Das Institut und die "Description de l'Égypte" waren ebenso wie Napoleons dreijähriges Ägyptenabenteuer insgesamt Ausdruck großer Neugier und eines großen Missverständnisses. Frankreich verfolgte am Nil geopolitische Ziele - gegenüber dem britischen Rivalen -, aber auch kulturelle: Die französischen Gelehrten reisten "mit dem doppelten Ziel an, Ägypten zu studieren und die Ägypter mit der Überlegenheit der französischen Zivilisation zu beeindrucken", schreibt der Historiker Eugene Rogan. Ägypten war Napoleons "zivilisatorische Mission".

Die Ägypter hingegen - obwohl erschüttert durch die neuen technischen Möglichkeiten, über den Schock der westlichen Besatzung, gaben sich äußerlich unbeeindruckt. Als die Franzosen einen Montgolfier-Ballon aufsteigen ließen, der bald darauf abstürzte, schüttelten sie verächtlich die Köpfe, berichtet Rogan.

Nachdem französische Wissenschaftler aufwendige Experimente mit Chemikalien und Strom vorführten, fragte ein Scheich, ob sie denn auch eine Methode wüssten, ihn "gleichzeitig hier und in Marokko" sein zu lassen. Als der Franzose verneinte, entgegnete der Ägypter verächtlich: "Ah, dann ist er also doch kein so guter Zauberer."

Aber der Brand im Institut d'Égypt ist keine postkoloniale Abrechnung, eher schon Ausdruck einer gewissen Vernachlässigung für das Institut, das erst in Kairo, dann in Alexandria, dann wieder in Kairo seinen Sitz hatte. Früher, zu Zeiten des Königs, unterstand es dem Monarchen direkt. "Die Bewirtschaftung von 160 Feddan Land um das Gebäude diente einzig dem Zweck, das Institut zu finanzieren", so el-Hady.

Präsident Gamal Abdel Nasser aber ließ es enteignen, heute werde es von einer unabhängigen Organisation geführt, zwar kämen hin und wieder Studenten, aber der präzise Bestand vor dem Brand war unbekannt: "Es gibt nicht mal einen richtigen Bibliothekar."
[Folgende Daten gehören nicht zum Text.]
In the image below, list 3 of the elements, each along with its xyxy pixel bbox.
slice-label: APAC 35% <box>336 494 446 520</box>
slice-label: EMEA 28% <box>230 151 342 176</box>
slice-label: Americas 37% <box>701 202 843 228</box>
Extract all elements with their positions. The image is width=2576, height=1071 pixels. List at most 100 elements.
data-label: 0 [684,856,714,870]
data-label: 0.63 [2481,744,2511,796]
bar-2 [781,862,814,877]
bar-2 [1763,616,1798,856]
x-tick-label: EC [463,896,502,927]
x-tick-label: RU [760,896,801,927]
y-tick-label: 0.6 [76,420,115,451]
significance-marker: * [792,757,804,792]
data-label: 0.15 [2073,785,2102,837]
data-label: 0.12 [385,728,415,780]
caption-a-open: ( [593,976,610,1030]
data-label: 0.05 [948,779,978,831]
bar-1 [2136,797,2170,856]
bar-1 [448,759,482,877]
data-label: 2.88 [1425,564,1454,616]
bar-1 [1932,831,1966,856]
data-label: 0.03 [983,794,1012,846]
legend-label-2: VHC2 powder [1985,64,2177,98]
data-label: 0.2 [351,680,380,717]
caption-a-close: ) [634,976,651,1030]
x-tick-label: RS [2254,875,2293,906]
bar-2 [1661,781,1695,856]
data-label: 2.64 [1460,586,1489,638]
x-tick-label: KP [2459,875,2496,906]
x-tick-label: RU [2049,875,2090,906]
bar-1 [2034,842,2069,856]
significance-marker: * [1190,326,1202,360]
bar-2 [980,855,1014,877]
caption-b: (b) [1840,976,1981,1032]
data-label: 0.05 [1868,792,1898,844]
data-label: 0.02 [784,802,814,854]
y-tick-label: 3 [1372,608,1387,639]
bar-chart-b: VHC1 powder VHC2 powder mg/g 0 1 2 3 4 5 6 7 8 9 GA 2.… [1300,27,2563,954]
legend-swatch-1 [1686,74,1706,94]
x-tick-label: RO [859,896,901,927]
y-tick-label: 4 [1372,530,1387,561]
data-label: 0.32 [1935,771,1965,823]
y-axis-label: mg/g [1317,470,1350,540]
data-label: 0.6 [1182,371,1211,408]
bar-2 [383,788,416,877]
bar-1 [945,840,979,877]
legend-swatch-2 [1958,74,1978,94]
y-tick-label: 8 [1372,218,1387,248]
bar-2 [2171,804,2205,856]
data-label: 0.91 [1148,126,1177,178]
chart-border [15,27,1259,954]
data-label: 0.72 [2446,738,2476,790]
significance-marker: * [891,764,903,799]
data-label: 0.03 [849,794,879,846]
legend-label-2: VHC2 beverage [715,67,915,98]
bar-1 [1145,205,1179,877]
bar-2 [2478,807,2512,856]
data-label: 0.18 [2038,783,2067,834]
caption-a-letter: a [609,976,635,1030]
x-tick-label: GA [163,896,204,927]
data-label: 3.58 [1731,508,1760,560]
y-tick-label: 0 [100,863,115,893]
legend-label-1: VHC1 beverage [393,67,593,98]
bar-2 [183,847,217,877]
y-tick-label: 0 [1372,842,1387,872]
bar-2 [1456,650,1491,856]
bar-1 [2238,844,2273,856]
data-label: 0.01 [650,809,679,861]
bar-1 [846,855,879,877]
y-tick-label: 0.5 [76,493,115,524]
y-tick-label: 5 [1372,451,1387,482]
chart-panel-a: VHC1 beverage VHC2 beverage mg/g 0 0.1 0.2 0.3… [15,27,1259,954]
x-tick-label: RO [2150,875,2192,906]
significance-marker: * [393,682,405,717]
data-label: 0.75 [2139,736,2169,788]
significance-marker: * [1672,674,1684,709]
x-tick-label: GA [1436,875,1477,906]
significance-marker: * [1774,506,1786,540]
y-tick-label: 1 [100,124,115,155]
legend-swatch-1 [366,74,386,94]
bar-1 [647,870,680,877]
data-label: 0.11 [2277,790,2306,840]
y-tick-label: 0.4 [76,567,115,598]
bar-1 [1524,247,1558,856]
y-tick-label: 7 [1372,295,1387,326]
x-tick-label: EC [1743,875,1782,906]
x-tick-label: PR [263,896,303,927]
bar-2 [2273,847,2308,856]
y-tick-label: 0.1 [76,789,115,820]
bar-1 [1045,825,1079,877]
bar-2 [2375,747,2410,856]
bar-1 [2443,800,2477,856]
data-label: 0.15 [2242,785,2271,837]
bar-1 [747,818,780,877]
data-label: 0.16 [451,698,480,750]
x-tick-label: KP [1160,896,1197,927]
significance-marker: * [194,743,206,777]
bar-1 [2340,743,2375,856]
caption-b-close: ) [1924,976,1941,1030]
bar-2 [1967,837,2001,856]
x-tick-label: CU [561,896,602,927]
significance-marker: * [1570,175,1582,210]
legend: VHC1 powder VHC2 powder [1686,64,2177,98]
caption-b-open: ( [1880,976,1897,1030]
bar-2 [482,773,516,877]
Niemand hat Zeit für Bibliotheken

Und überhaupt: Seit zehn Monaten ist das Land aus dem Gleichgewicht. Intellektuelle, Kulturschaffende, Literaten diskutieren die Zukunft in Cafés, Parteien, Medien. Niemand hat Zeit, in Bibliotheken zu sitzen oder Archive zu pflegen, wo sich die politische Landschaft in schwindelerregendem Tempo wandelt. Sein Abd el-Hady ist seit fünf Monaten im Amt. Nach ägyptischen Maßstäben ist das lange.

El-Hady hat Listen des Bestandes, soweit bekannt, an "Rare books"-Datenbanken geschickt, falls einige Werke irgendwann auf dem Schwarzmarkt auftauchen. Die Restaurierung wird Jahre dauern und Millionen verschlingen, die das Land nicht hat. Brandgeruch liegt über seinem Haus. Von den Fetzen im Vorgarten weht der Wind die Asche auf die Straße zum Nil.